Many parents have seen the GoldieBlox ad with its feel-good message, followed by disappointing news about the questionable legality of the song use and disappointment in the toy itself. Many parents have been asked to buy a doll with a large bust wearing a mini-skirt or a large plastic contraption. But, this holiday season it's OK to just say no to the toys that are all hype and will wind up at the bottom of the toy heap in record time, the toys that promote unflattering images of girls and the toys that will break after only a few uses. Instead, focus on toys that will teach your children something new, broaden their horizons about who they become and give them the lasting gift of sparking their imagination and teaching them new ways to think about the world. Going to a locally-owned toy store with a knowledgeable staff can help you get beyond the ads and trends and aisles (or pages) of similar-looking toys to find the best ones for your child.
The gift of a book can open up a whole new world to a child. One of this year's best options for early-elementary-aged children is Rosie Revere, Engineer, a beautifully illustrated book in which a young girl discovers she has the great ability to invent all kinds of contraptions, including a flying machine. Older children would enjoy any one of the Diary of a Wimpy Kid boxed sets or they can be introduced to The Origami Yoda Files chronicling the adventures of a misfit student at McQuarrie Middle School who folds an origami Yoda who offers sage advice. Books for babies and toddlers should be fun and colorful. Pantone Color Puzzles teach shapes and simple puzzles while teaching colors and Alphablock is a gorgeous book that teaches letters' sound with cut-out letter shapes and lovely illustrations of words that begin with every letter in the alphabet.
Lottie Dolls promote a positive image of women and show that girls can do anything from being a black belt in karate to a robot builder -- all without the need for make-up, high heels or unrealistic body proportions and stiff joints. Many of the dolls are based on women from history, teaching the girls (and boys!) who play with them that it's not so far-fetched for there to be a real-life pirate queen. All of the dolls have accessory packs that can be used to expand play possibilities.
Lottie Doll Photo: Lewis Groom Arklu
The best way to get children interested in Science, Technology, Engineering and Math (STEM) is to get them hands-on building experience. Magna-Tiles are, as the name says, magnetic tiles in a variety of shapes and colors that can be configured nearly any which way to become a doll house, a superhero hideout, a tower that goes up to the ceiling, or a slide for dolls. Magna-Tiles never get boring since they can be re-used over and over again to build nearly any structure you can think of.
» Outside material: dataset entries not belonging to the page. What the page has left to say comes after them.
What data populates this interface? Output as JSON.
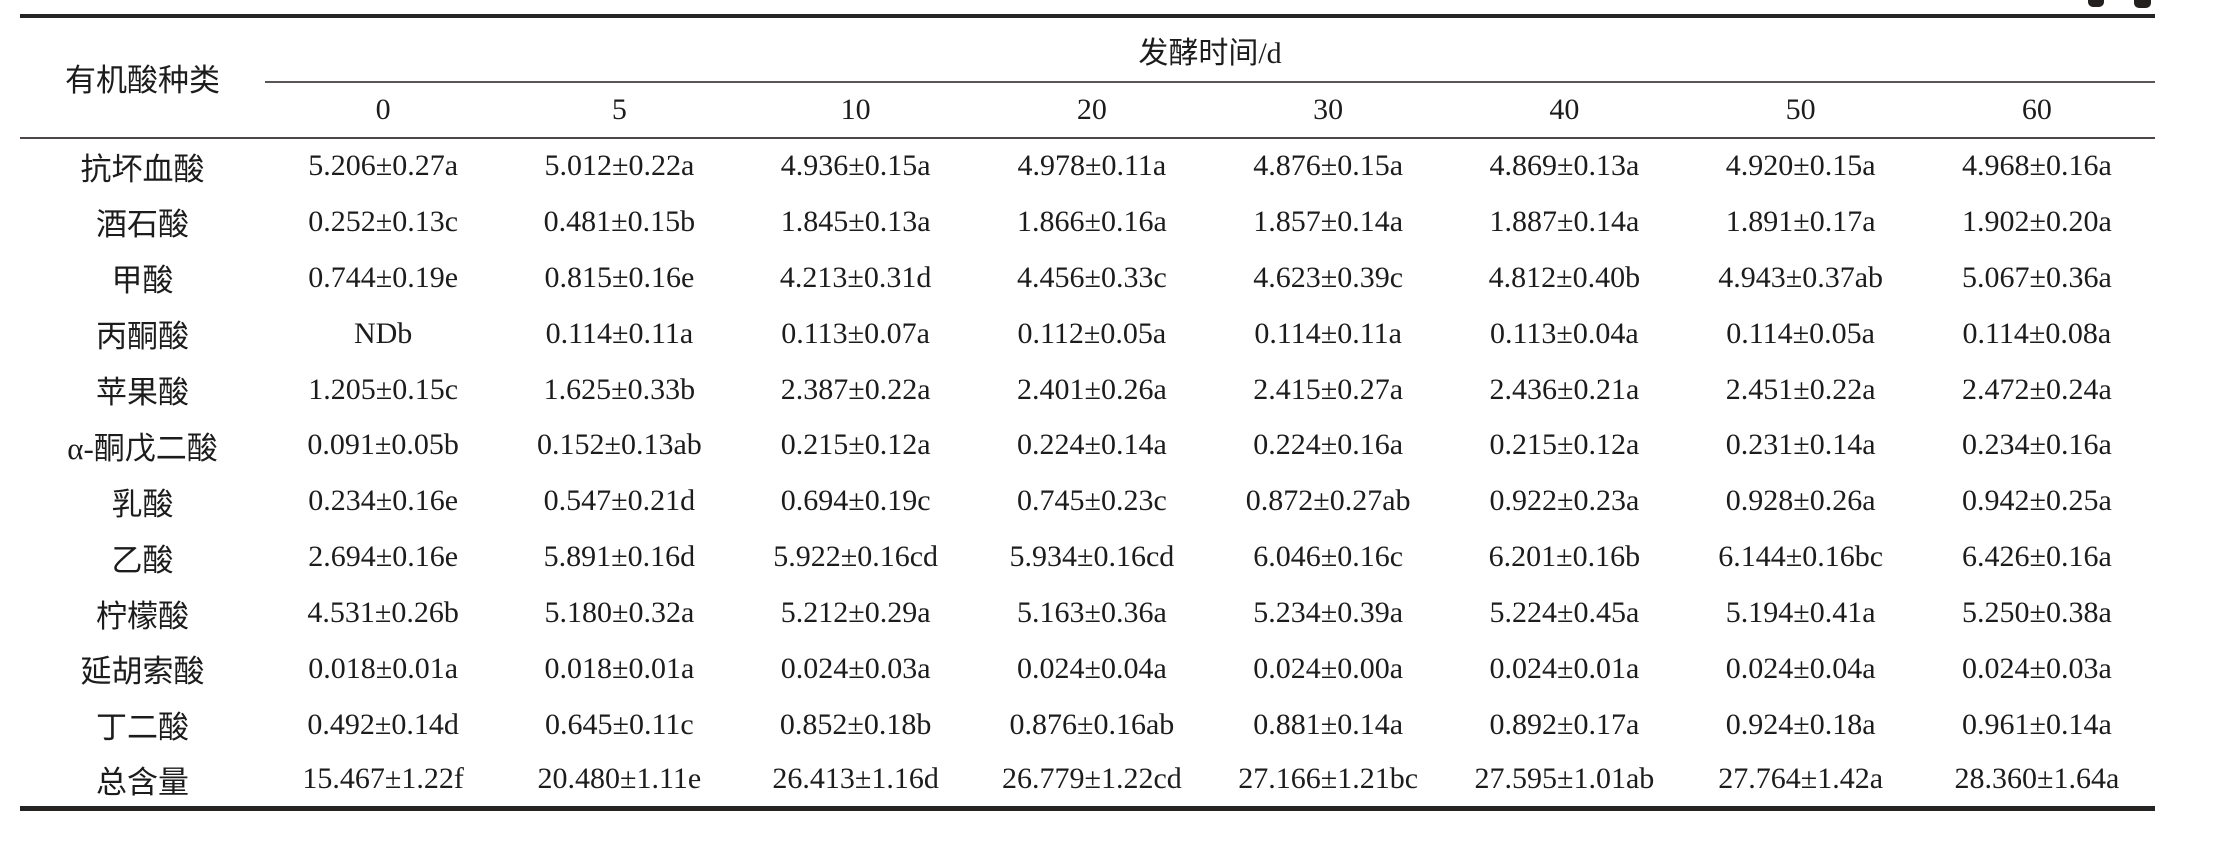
{
  "table": {
    "header": {
      "stub": "有机酸种类",
      "group": "发酵时间/d",
      "columns": [
        "0",
        "5",
        "10",
        "20",
        "30",
        "40",
        "50",
        "60"
      ]
    },
    "rows": [
      {
        "label": "抗坏血酸",
        "cells": [
          "5.206±0.27a",
          "5.012±0.22a",
          "4.936±0.15a",
          "4.978±0.11a",
          "4.876±0.15a",
          "4.869±0.13a",
          "4.920±0.15a",
          "4.968±0.16a"
        ]
      },
      {
        "label": "酒石酸",
        "cells": [
          "0.252±0.13c",
          "0.481±0.15b",
          "1.845±0.13a",
          "1.866±0.16a",
          "1.857±0.14a",
          "1.887±0.14a",
          "1.891±0.17a",
          "1.902±0.20a"
        ]
      },
      {
        "label": "甲酸",
        "cells": [
          "0.744±0.19e",
          "0.815±0.16e",
          "4.213±0.31d",
          "4.456±0.33c",
          "4.623±0.39c",
          "4.812±0.40b",
          "4.943±0.37ab",
          "5.067±0.36a"
        ]
      },
      {
        "label": "丙酮酸",
        "cells": [
          "NDb",
          "0.114±0.11a",
          "0.113±0.07a",
          "0.112±0.05a",
          "0.114±0.11a",
          "0.113±0.04a",
          "0.114±0.05a",
          "0.114±0.08a"
        ]
      },
      {
        "label": "苹果酸",
        "cells": [
          "1.205±0.15c",
          "1.625±0.33b",
          "2.387±0.22a",
          "2.401±0.26a",
          "2.415±0.27a",
          "2.436±0.21a",
          "2.451±0.22a",
          "2.472±0.24a"
        ]
      },
      {
        "label": "α-酮戊二酸",
        "cells": [
          "0.091±0.05b",
          "0.152±0.13ab",
          "0.215±0.12a",
          "0.224±0.14a",
          "0.224±0.16a",
          "0.215±0.12a",
          "0.231±0.14a",
          "0.234±0.16a"
        ]
      },
      {
        "label": "乳酸",
        "cells": [
          "0.234±0.16e",
          "0.547±0.21d",
          "0.694±0.19c",
          "0.745±0.23c",
          "0.872±0.27ab",
          "0.922±0.23a",
          "0.928±0.26a",
          "0.942±0.25a"
        ]
      },
      {
        "label": "乙酸",
        "cells": [
          "2.694±0.16e",
          "5.891±0.16d",
          "5.922±0.16cd",
          "5.934±0.16cd",
          "6.046±0.16c",
          "6.201±0.16b",
          "6.144±0.16bc",
          "6.426±0.16a"
        ]
      },
      {
        "label": "柠檬酸",
        "cells": [
          "4.531±0.26b",
          "5.180±0.32a",
          "5.212±0.29a",
          "5.163±0.36a",
          "5.234±0.39a",
          "5.224±0.45a",
          "5.194±0.41a",
          "5.250±0.38a"
        ]
      },
      {
        "label": "延胡索酸",
        "cells": [
          "0.018±0.01a",
          "0.018±0.01a",
          "0.024±0.03a",
          "0.024±0.04a",
          "0.024±0.00a",
          "0.024±0.01a",
          "0.024±0.04a",
          "0.024±0.03a"
        ]
      },
      {
        "label": "丁二酸",
        "cells": [
          "0.492±0.14d",
          "0.645±0.11c",
          "0.852±0.18b",
          "0.876±0.16ab",
          "0.881±0.14a",
          "0.892±0.17a",
          "0.924±0.18a",
          "0.961±0.14a"
        ]
      },
      {
        "label": "总含量",
        "cells": [
          "15.467±1.22f",
          "20.480±1.11e",
          "26.413±1.16d",
          "26.779±1.22cd",
          "27.166±1.21bc",
          "27.595±1.01ab",
          "27.764±1.42a",
          "28.360±1.64a"
        ]
      }
    ]
  },
  "colors": {
    "text": "#1c1c1c",
    "rule_heavy": "#262323",
    "rule_light": "#4c4848"
  }
}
A great way to get your child's imagination going is by using Rory's StoryCubes. Roll any number of the nine die that come in a pack to come up with a combination of simple pictures you or your child weave into a story. One person can be assigned to tell a story from the beginning up through "the end" or every member of the family can collaborate by taking turns incorporating a new picture into the storyline. This is also a great toy for car and plane rides since it's small enough to fit into a purse but has endless possibilities for creating new stories.
Art projects are always a great way to get the creative juices flowing. Many art-themed toys beyond basic crayons and paint direct children about what they should create. Creativity Cans, however, give children some raw materials ranging from feathers, to googly eyes, to Styrofoam eggs, to buttons, and let them use their imaginations to create whatever they like from materials they may not have encountered together before. Large cans stuffed full of goodies mean that children can create multiple works of art from one can -- and even the can itself can be incorporated into your child's masterpiece.